= CI-132 Montana =

Constitutional Initiative in Montana, US

Constitutional Initiative 132 is a proposed constitutional initiative in Montana gathering signatures to qualify for the 2026 general election ballot. It was introduced by Montanans for Nonpartisan Courts in August 2025 and began gathering signatures for qualification in November 2025.

== History ==
Judges and justices have been elected on a nonpartisan basis in Montana since 1935, including for the Montana Supreme Court.
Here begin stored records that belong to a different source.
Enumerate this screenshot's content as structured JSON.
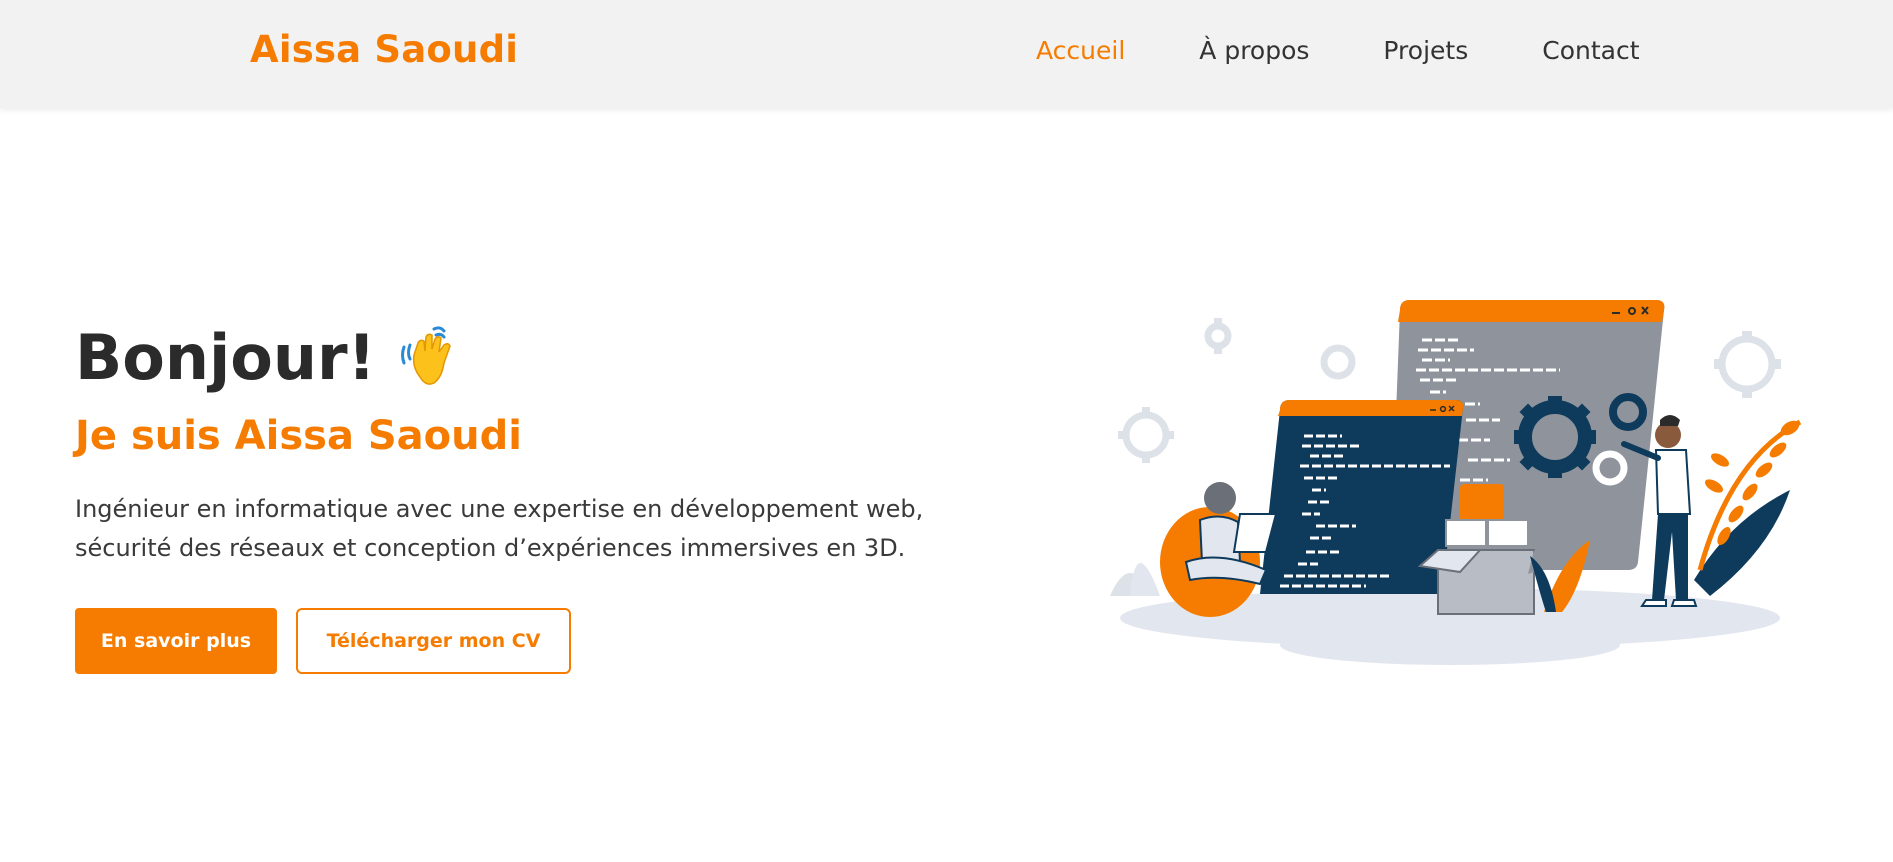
{
  "header": {
    "brand": "Aissa Saoudi",
    "nav": [
      {
        "label": "Accueil",
        "active": true
      },
      {
        "label": "À propos",
        "active": false
      },
      {
        "label": "Projets",
        "active": false
      },
      {
        "label": "Contact",
        "active": false
      }
    ]
  },
  "hero": {
    "greeting": "Bonjour!",
    "greeting_icon": "waving-hand-icon",
    "subtitle": "Je suis Aissa Saoudi",
    "description_line1": "Ingénieur en informatique avec une expertise en développement web,",
    "description_line2": "sécurité des réseaux et conception d’expériences immersives en 3D.",
    "primary_button": "En savoir plus",
    "secondary_button": "Télécharger mon CV",
    "illustration": "developers-coding-illustration"
  },
  "colors": {
    "accent": "#f57c00",
    "header_bg": "#f2f2f2",
    "text": "#2b2b2b",
    "navy": "#0e3a5c",
    "gray_window": "#8f949c"
  }
}
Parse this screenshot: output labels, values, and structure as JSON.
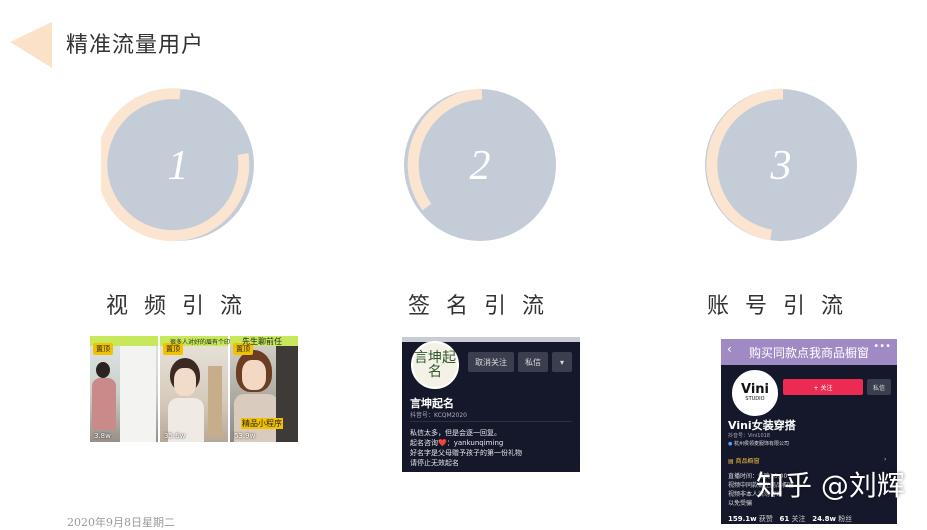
{
  "page": {
    "title": "精准流量用户",
    "date": "2020年9月8日星期二"
  },
  "colors": {
    "circle_fill": "#c4ccd8",
    "ring": "#fbe5d0",
    "triangle": "#fbe1c8"
  },
  "steps": [
    {
      "number": "1",
      "label": "视频引流"
    },
    {
      "number": "2",
      "label": "签名引流"
    },
    {
      "number": "3",
      "label": "账号引流"
    }
  ],
  "video_shot": {
    "cells": [
      {
        "badge": "置顶",
        "likes": "3.8w"
      },
      {
        "badge": "置顶",
        "likes": "35.6w"
      },
      {
        "badge": "置顶",
        "likes": "53.9w"
      }
    ],
    "captions": [
      "很多人对好的眉有个印",
      "先生聊前任",
      "精品小程序"
    ]
  },
  "profile_shot": {
    "avatar_text": "言坤起名",
    "unfollow": "取消关注",
    "message": "私信",
    "name": "言坤起名",
    "id": "抖音号：KCQM2020",
    "bio": [
      "私信太多，但是会逐一回复。",
      "起名咨询❤️：yankunqiming",
      "好名字是父母赠予孩子的第一份礼物",
      "请停止无效起名"
    ]
  },
  "shop_shot": {
    "banner": "购买同款点我商品橱窗",
    "avatar_big": "Vini",
    "avatar_small": "STUDIO",
    "follow": "+ 关注",
    "message": "私信",
    "name": "Vini女装穿搭",
    "id": "抖音号：Vini1018",
    "company": "杭州侯领麦服饰有限公司",
    "shop_link": "商品橱窗",
    "lines": [
      "直播时间：每晚10:00",
      "视频中同款都在商品橱窗",
      "视频非本人请勿咨询",
      "以免受骗"
    ],
    "stats": {
      "likes": "159.1w",
      "likes_label": "获赞",
      "following": "61",
      "following_label": "关注",
      "fans": "24.8w",
      "fans_label": "粉丝"
    }
  },
  "watermark": "知乎 @刘辉"
}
Following attempts by the Montana legislature to pass numerous bills to undermine nonpartisan judicial elections, including introducing over one dozen bills during the 2025 session, Montanans for Nonpartisan Courts formed as a ballot issue committee in the summer of 2025 and introduced two potential constitutional initiatives to enshrine nonpartisan judicial elections in the Montana Constitution. Following the Montana Attorney General Austin Knudsen's attempt to rewrite ballot language for Ballot Issue #5, the Montana Supreme Court ruled against the Attorney General and restored the originally submitted ballot language later designated Constitutional Initiative 132.

== Qualification ==
Montanans for Nonpartisan Courts began gathering signatures for CI-132 on November 21, 2025. The campaign announced they had gathered over 103,000 signatures by the June 19, 2026 deadline. Ballot certification in Montana occurs on August 20, 2026.

== Endorsements ==
Constitutional Initiative 132 was endorsed by nine retired Montana Supreme Court Justices, including retired Chief Justice Mike McGrath, retired Justices Patricia Cotter, William Leaphart, Jim Regnier, Jim Nelson, Dirk Sandefur, Terry Trieweiler, John Warner and Mike Wheat.